Но лето кончилось, и с возвращением студентов у Ронкерса уже не было времени залеживаться по утрам. Путешествия в разные уголки мира одарили студентов впечатляющим количеством инфекций мочевых путей. Своеобразный «бонус» от туристского бизнеса и крупнейшая (хотя и неизвестная) национальная статья летнего импорта.
Каждое утро к Ронкерсу выстраивалась очередь студентов. Летние путешествия остались позади. Началась учебная пора, а с нею — и растущие проблемы мочеиспускания.
— Док, мне кажется, я подцепил это в Измире, — говорил какой-нибудь студент.
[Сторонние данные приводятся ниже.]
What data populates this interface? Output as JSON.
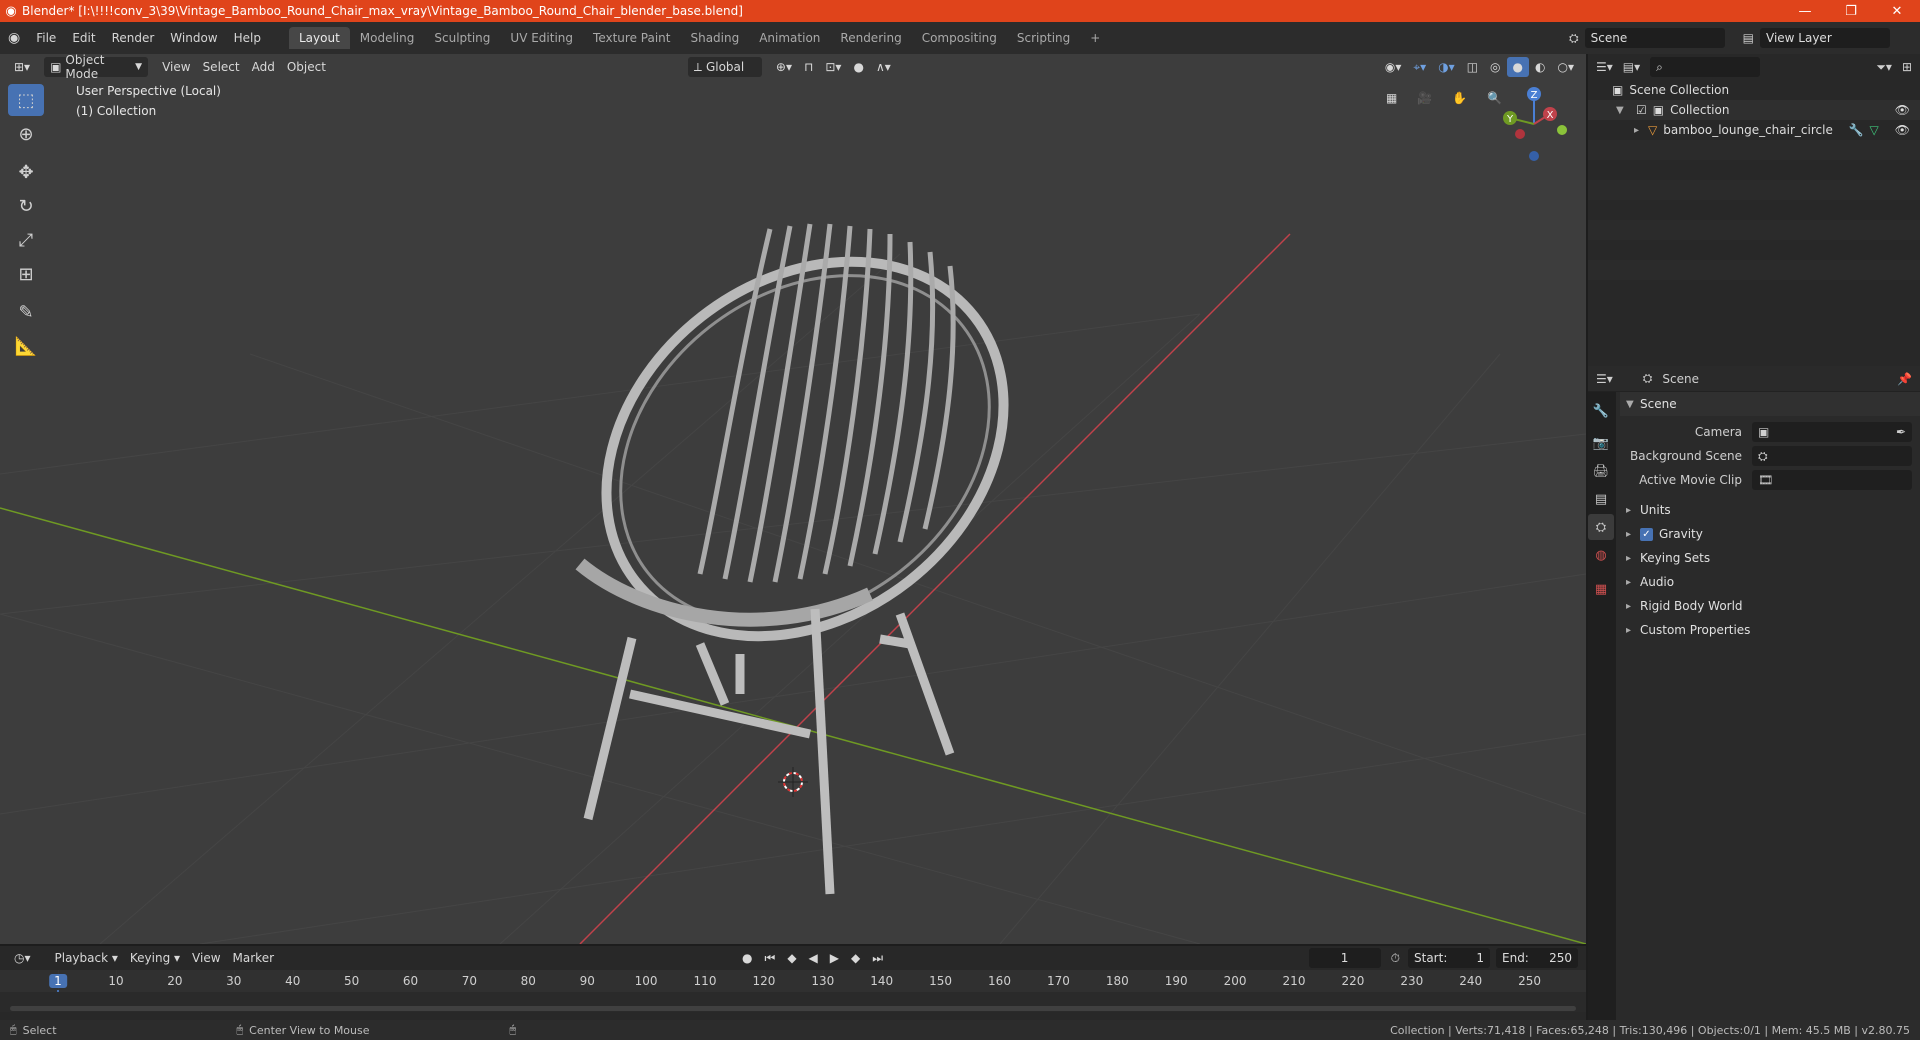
{
  "titlebar": {
    "title": "Blender* [I:\\!!!!conv_3\\39\\Vintage_Bamboo_Round_Chair_max_vray\\Vintage_Bamboo_Round_Chair_blender_base.blend]",
    "minimize": "—",
    "maximize": "❐",
    "close": "✕"
  },
  "menu": {
    "items": [
      "File",
      "Edit",
      "Render",
      "Window",
      "Help"
    ]
  },
  "workspaces": [
    "Layout",
    "Modeling",
    "Sculpting",
    "UV Editing",
    "Texture Paint",
    "Shading",
    "Animation",
    "Rendering",
    "Compositing",
    "Scripting"
  ],
  "add_workspace": "+",
  "scene_selector": {
    "value": "Scene"
  },
  "view_layer_selector": {
    "value": "View Layer"
  },
  "viewport_header": {
    "mode": "Object Mode",
    "menus": [
      "View",
      "Select",
      "Add",
      "Object"
    ],
    "orientation": "Global"
  },
  "viewport_overlay": {
    "line1": "User Perspective (Local)",
    "line2": "(1) Collection"
  },
  "gizmo": {
    "z": "Z",
    "y": "Y",
    "x": "X"
  },
  "outliner": {
    "root": "Scene Collection",
    "collection": "Collection",
    "object": "bamboo_lounge_chair_circle"
  },
  "properties": {
    "header": "Scene",
    "panel_title": "Scene",
    "camera_label": "Camera",
    "background_scene_label": "Background Scene",
    "active_movie_clip_label": "Active Movie Clip",
    "subpanels": [
      "Units",
      "Gravity",
      "Keying Sets",
      "Audio",
      "Rigid Body World",
      "Custom Properties"
    ]
  },
  "timeline": {
    "menus": [
      "Playback",
      "Keying",
      "View",
      "Marker"
    ],
    "current_frame": "1",
    "start_label": "Start:",
    "start_value": "1",
    "end_label": "End:",
    "end_value": "250",
    "ticks": [
      "1",
      "10",
      "20",
      "30",
      "40",
      "50",
      "60",
      "70",
      "80",
      "90",
      "100",
      "110",
      "120",
      "130",
      "140",
      "150",
      "160",
      "170",
      "180",
      "190",
      "200",
      "210",
      "220",
      "230",
      "240",
      "250"
    ]
  },
  "statusbar": {
    "left_action": "Select",
    "mid_action": "Center View to Mouse",
    "stats": "Collection | Verts:71,418 | Faces:65,248 | Tris:130,496 | Objects:0/1 | Mem: 45.5 MB | v2.80.75"
  },
  "colors": {
    "title_bar": "#e0441b",
    "accent_blue": "#4772b3",
    "x_axis": "#c0424b",
    "y_axis": "#6f9a23"
  }
}
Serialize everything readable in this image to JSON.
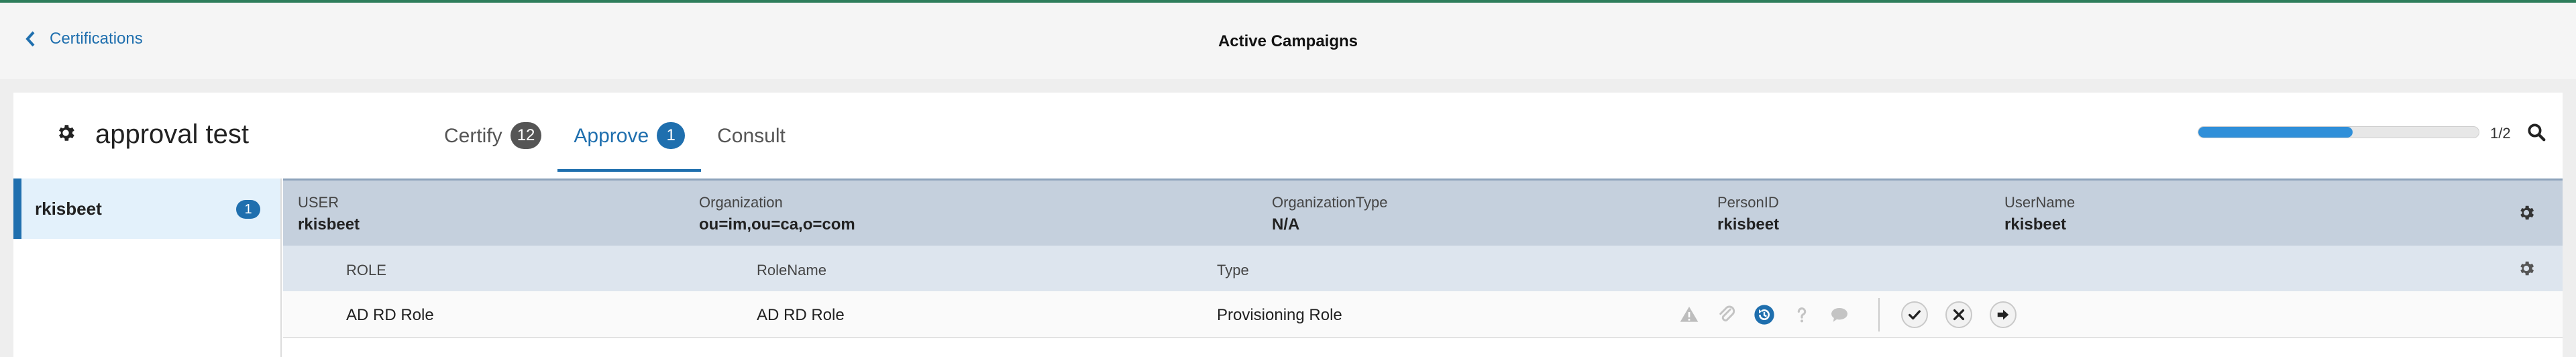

— Вопрос в том, с кем вы успели поделиться своим измирским «сувениром», — отвечал ему Джордж.
— Хуже детей, — жаловался Ронкерс жене. — Ведь прекрасно знают, что заработали. И часто — от кого. Но почти все надеются на чудо: «само пройдет». Хуже того, передают дальше. А ко мне приходят, когда уже терпеть невозможно.
Но к своим пациентам-венерикам Ронкерс относился сочувственно; никогда не заставлял их каяться в грехах или сожалеть о полученных удовольствиях. Он говорил, что они не должны испытывать чувство вины за свои утехи. Но он всегда настаивал, чтобы парни уведомляли об этом свою «дарительницу». Конечно, если знали, от кого «подарок».
— Она ведь может и не знать, что больна, — говорил им Ронкерс.
— Мы больше не общаемся, — обычно говорили студенты.
— Послушайте, ваша бывшая подружка может заразить других, а те, в свою очередь… — накидывался на беспечных парней Ронкерс.
— А мне какое дело? — огрызались они.
Голос Ронкерса становился почти умоляющим.
— Вашей бывшей девушке это грозит более серьезными последствиями.
— Вот вы ей и скажите, — заявлял очередной упрямый оболтус. — Номер могу дать.
— Ронч! — не выдерживала Кит, слушая эти истории. — Почему ты не заставишь этих парней?